Is the MSME Sector the Master Key for India’s Entry into the Developed World?
Could MSMEs lead the way for India to finally make the leap from a developing to a developed nation?
As things stand now, the World Bank recognizes India as a “global player” because of our economic growth, but as the numbers indicate, we still have a long way to go before entering the developed world.
According to the World Bank report, India’s GDP growth has slowed down to 5.7% in Q1 FY17/18. After seeing a steady decline in poverty and an 8% GDP in FY16/17 – alongwith an increase in public and private consumption – we’re still not seeing a rise in overall demand and investments have remained weak.
And as far as expected growth is concerned, experts are projecting that the Indian economy will rebound to 7% for FY17/18. However, in order to bridge this gap, we’ll need to focus on encouraging higher private investments especially for MSMEs, i.e. an arena where NBFC’s have been quick to step in and fuel the necessary growth.
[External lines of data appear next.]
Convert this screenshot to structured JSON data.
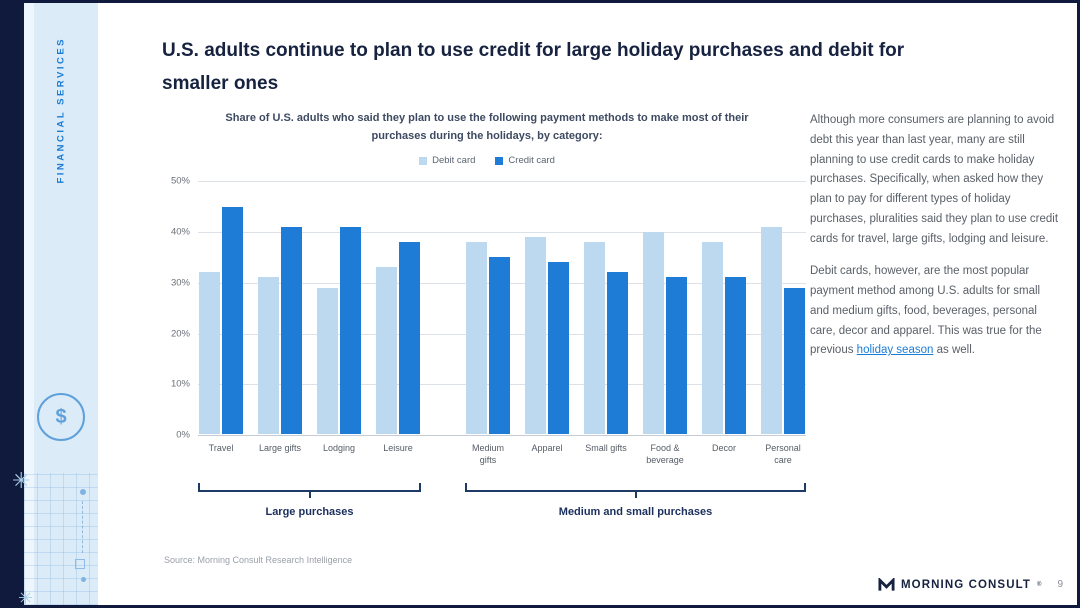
{
  "sidebar": {
    "vertical_label": "FINANCIAL SERVICES",
    "dollar_icon": "$"
  },
  "header": {
    "title": "U.S. adults continue to plan to use credit for large holiday purchases and debit for smaller ones"
  },
  "chart_data": {
    "type": "bar",
    "title": "Share of U.S. adults who said they plan to use the following payment methods to make most of their purchases during the holidays, by category:",
    "legend": [
      {
        "label": "Debit card",
        "color": "#BCD9EF"
      },
      {
        "label": "Credit card",
        "color": "#1E7CD6"
      }
    ],
    "categories": [
      "Travel",
      "Large gifts",
      "Lodging",
      "Leisure",
      "Medium gifts",
      "Apparel",
      "Small gifts",
      "Food & beverage",
      "Decor",
      "Personal care"
    ],
    "series": [
      {
        "name": "Debit card",
        "color": "#BCD9EF",
        "values": [
          32,
          31,
          29,
          33,
          38,
          39,
          38,
          40,
          38,
          41
        ]
      },
      {
        "name": "Credit card",
        "color": "#1E7CD6",
        "values": [
          45,
          41,
          41,
          38,
          35,
          34,
          32,
          31,
          31,
          29
        ]
      }
    ],
    "ylim": [
      0,
      50
    ],
    "yticks": [
      "50%",
      "40%",
      "30%",
      "20%",
      "10%",
      "0%"
    ],
    "grid": "horizontal",
    "legend_position": "top",
    "groups": [
      {
        "label": "Large purchases",
        "count": 4
      },
      {
        "label": "Medium and small purchases",
        "count": 6
      }
    ]
  },
  "commentary": {
    "para1": "Although more consumers are planning to avoid debt this year than last year, many are still planning to use credit cards to make holiday purchases. Specifically, when asked how they plan to pay for different types of holiday purchases, pluralities said they plan to use credit cards for travel, large gifts, lodging and leisure.",
    "para2_before": "Debit cards, however, are the most popular payment method among U.S. adults for small and medium gifts, food, beverages, personal care, decor and apparel. This was true for the previous ",
    "para2_link": "holiday season",
    "para2_after": " as well."
  },
  "source": "Source: Morning Consult Research Intelligence",
  "footer": {
    "brand": "MORNING CONSULT",
    "reg": "®",
    "page_number": "9"
  }
}
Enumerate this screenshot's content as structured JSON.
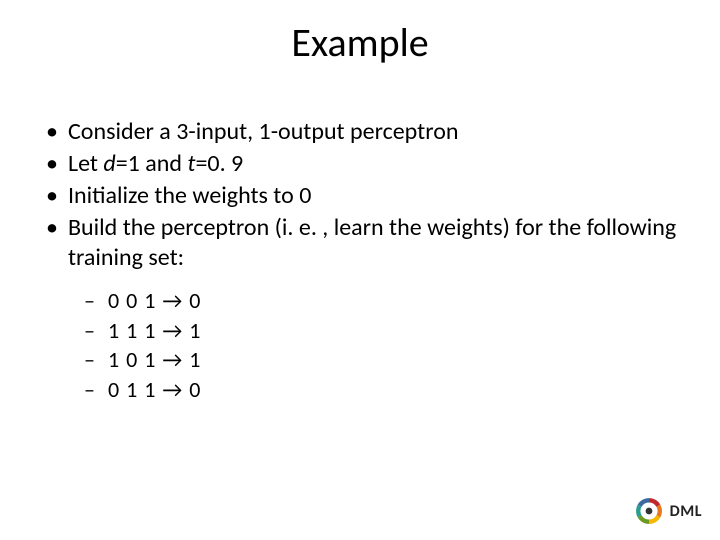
{
  "title": "Example",
  "bullets": [
    {
      "html": "Consider a 3-input, 1-output perceptron"
    },
    {
      "html": "Let <span class=\"italic\">d</span>=1 and <span class=\"italic\">t</span>=0. 9"
    },
    {
      "html": "Initialize the weights to 0"
    },
    {
      "html": "Build the perceptron (i. e. , learn the weights) for the following training set:"
    }
  ],
  "training_set": [
    "0 0 1 → 0",
    "1 1 1 → 1",
    "1 0 1 → 1",
    "0 1 1 → 0"
  ],
  "logo": {
    "text": "DML",
    "colors": {
      "red": "#c1272d",
      "orange": "#e87722",
      "yellow": "#f5b700",
      "green": "#6a9a1f",
      "teal": "#2a9d8f",
      "blue": "#3b6aa0",
      "dark": "#333333"
    }
  }
}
In comparison with the developed world, India is still very much a consumption-led economy, influenced by progress at the rural and agricultural level. Our advantage lies in our demographic dividends – with over 65% of the population aged below 35, we have immense potential for supplying an enormous workforce in the next decade.
The flip side of our advantage is that this workforce needs to be equipped with the adequate skills required to contribute to economic growth. And despite the advent of machines, we’re still struggling with achieving large-scale automation.
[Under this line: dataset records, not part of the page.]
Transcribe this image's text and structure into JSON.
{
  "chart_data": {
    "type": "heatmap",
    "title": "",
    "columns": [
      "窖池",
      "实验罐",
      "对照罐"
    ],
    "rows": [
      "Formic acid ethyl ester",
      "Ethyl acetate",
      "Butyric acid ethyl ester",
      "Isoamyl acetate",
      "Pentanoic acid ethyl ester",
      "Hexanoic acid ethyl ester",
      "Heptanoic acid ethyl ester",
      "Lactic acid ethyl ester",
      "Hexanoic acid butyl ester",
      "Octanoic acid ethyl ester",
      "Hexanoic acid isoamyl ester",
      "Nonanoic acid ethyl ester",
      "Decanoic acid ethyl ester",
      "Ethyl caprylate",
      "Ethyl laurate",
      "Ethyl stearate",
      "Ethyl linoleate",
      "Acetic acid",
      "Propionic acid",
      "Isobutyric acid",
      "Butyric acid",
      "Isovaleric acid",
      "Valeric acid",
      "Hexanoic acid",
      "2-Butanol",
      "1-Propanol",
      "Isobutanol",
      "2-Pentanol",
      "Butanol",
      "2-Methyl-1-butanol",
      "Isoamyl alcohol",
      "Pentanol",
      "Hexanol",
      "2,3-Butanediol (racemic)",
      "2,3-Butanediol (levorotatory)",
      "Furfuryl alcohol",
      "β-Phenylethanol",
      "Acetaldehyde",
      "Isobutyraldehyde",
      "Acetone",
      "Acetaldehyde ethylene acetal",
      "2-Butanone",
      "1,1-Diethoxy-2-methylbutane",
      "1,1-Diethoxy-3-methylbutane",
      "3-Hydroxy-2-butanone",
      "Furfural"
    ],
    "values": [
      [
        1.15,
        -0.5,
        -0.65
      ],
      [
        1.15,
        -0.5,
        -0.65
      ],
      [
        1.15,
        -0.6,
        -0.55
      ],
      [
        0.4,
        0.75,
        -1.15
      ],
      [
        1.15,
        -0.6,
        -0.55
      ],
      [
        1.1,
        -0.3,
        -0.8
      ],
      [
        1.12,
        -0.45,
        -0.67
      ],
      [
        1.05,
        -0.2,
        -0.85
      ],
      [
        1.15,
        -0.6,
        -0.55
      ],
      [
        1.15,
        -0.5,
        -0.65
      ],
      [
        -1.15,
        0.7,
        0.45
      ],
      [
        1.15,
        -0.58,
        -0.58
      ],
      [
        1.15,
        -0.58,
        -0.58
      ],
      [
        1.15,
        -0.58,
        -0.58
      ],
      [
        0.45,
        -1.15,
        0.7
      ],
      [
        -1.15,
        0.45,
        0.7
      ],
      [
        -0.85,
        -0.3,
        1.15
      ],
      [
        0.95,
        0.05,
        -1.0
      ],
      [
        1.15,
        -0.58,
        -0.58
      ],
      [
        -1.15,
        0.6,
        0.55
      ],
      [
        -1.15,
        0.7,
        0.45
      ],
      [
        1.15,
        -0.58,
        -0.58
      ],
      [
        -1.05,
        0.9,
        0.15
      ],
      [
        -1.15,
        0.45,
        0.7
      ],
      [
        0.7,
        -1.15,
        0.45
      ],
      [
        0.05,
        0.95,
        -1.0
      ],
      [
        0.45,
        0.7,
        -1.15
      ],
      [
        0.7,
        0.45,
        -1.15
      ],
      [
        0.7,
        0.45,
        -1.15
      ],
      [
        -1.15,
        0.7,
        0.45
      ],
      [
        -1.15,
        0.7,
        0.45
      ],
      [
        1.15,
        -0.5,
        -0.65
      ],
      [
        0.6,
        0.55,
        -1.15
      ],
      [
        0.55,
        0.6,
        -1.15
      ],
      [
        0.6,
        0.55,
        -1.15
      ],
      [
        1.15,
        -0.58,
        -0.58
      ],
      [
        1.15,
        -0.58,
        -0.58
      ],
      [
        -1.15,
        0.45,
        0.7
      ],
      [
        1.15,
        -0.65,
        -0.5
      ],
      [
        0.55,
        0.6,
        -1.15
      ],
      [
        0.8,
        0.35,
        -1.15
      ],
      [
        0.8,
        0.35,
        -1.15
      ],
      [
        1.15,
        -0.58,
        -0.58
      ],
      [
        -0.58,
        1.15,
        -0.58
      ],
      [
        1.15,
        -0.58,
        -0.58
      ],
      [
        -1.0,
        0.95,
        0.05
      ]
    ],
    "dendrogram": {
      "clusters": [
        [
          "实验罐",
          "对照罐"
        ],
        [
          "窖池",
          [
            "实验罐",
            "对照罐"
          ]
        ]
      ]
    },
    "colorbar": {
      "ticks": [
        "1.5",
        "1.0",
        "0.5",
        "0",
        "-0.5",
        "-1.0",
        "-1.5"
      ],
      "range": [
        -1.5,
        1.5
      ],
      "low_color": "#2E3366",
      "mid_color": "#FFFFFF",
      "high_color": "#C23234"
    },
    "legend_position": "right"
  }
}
Which, once again, highlights the necessity of bridging the gap towards becoming a developed nation.
Could MSMEs Unlock the Door?
Over time, MSMEs have more than proven themselves to be the bedrock of the Indian economy.
There are over 50 million MSMEs operating in India today and their impact on the Indian landscape is well-acknowledged; they’re providing goods and services and the human resources to fuel large-scale development.
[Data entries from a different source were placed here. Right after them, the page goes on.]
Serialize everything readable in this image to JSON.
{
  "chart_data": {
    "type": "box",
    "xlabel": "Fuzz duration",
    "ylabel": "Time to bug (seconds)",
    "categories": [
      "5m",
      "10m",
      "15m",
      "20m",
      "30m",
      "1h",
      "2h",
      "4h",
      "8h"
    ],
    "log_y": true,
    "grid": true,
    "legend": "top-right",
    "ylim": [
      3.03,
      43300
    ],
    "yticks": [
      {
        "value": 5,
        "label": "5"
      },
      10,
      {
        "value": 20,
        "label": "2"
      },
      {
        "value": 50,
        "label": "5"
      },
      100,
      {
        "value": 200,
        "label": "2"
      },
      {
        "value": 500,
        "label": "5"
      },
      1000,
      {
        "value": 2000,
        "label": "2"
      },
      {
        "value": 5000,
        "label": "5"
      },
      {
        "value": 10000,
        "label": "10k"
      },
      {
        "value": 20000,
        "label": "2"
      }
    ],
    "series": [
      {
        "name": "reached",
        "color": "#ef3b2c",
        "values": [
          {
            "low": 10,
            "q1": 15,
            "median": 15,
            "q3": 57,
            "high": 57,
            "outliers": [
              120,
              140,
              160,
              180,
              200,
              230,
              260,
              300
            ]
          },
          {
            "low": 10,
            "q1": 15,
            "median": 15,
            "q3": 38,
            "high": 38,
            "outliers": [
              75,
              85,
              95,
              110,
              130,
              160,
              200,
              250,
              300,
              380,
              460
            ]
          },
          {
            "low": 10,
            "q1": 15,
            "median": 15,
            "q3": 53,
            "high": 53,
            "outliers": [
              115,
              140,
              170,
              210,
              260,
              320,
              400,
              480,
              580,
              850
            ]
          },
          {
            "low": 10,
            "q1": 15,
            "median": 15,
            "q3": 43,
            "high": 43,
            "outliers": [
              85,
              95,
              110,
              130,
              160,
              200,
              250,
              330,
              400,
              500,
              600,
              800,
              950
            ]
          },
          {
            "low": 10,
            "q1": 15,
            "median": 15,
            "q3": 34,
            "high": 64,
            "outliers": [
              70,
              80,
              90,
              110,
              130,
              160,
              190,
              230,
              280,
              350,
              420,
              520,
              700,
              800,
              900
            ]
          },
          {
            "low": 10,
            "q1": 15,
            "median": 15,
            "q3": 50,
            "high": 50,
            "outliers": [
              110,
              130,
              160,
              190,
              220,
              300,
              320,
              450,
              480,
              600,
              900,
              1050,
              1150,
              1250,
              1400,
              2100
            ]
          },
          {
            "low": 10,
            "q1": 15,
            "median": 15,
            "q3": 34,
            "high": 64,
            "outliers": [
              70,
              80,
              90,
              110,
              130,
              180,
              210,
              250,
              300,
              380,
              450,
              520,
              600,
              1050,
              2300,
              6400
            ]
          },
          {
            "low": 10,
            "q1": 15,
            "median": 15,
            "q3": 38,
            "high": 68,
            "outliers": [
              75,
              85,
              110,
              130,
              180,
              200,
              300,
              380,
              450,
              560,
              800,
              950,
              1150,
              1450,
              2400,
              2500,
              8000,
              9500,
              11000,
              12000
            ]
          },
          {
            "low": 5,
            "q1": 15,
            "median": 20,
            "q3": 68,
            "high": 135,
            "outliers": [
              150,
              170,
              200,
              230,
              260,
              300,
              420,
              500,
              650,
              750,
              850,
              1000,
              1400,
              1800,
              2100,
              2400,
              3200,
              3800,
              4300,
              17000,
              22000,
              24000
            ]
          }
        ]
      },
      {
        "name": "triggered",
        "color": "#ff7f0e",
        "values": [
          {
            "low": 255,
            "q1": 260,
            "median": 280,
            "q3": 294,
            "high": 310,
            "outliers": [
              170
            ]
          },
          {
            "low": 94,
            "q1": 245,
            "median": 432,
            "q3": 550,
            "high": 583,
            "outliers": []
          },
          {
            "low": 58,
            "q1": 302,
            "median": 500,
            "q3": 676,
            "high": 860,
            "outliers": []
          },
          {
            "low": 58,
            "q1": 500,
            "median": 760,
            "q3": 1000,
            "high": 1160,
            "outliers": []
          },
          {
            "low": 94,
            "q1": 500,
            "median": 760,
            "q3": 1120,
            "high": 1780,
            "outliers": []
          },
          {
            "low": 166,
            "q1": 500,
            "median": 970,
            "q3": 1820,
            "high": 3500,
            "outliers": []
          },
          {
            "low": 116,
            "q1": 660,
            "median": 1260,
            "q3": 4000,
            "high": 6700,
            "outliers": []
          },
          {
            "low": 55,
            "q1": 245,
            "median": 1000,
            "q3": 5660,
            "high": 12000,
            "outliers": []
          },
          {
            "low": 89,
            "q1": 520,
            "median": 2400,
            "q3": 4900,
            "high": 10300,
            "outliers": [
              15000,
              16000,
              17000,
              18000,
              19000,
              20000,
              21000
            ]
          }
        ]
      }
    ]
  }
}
MSMEs contribute approximately 8% to the National GDP, 40% to exports, and as fully contributing members of a dynamic economy, they collectively provide sustainable and large-scale employment to the Indian workforce; they are the 2nd largest employers of the country, coming in right below Agriculture.
According to the 2017-18 MSME Annual Report released by the Government of India, this sector “contributes significantly in the economic and social development of the country by fostering entrepreneurship and generating largest employment opportunities at comparatively lower capital cost.”
However, their contributions to the Indian economy will require dedicated investments for technology, skill upgrades, and a rigorous education of establishing quality standards.
While India’s growth – fueled in an environment with significant economic contributions are made by MSMEs and our exponential workforce – is imminent, the fact remains we have a lot of work to do before both halves can successfully leverage their inherent potential.
As a country, we must prioritize building a strong bridge between the enterprises and the workforce before we can fully rely on them as launchpads for India’s entry into the developed world.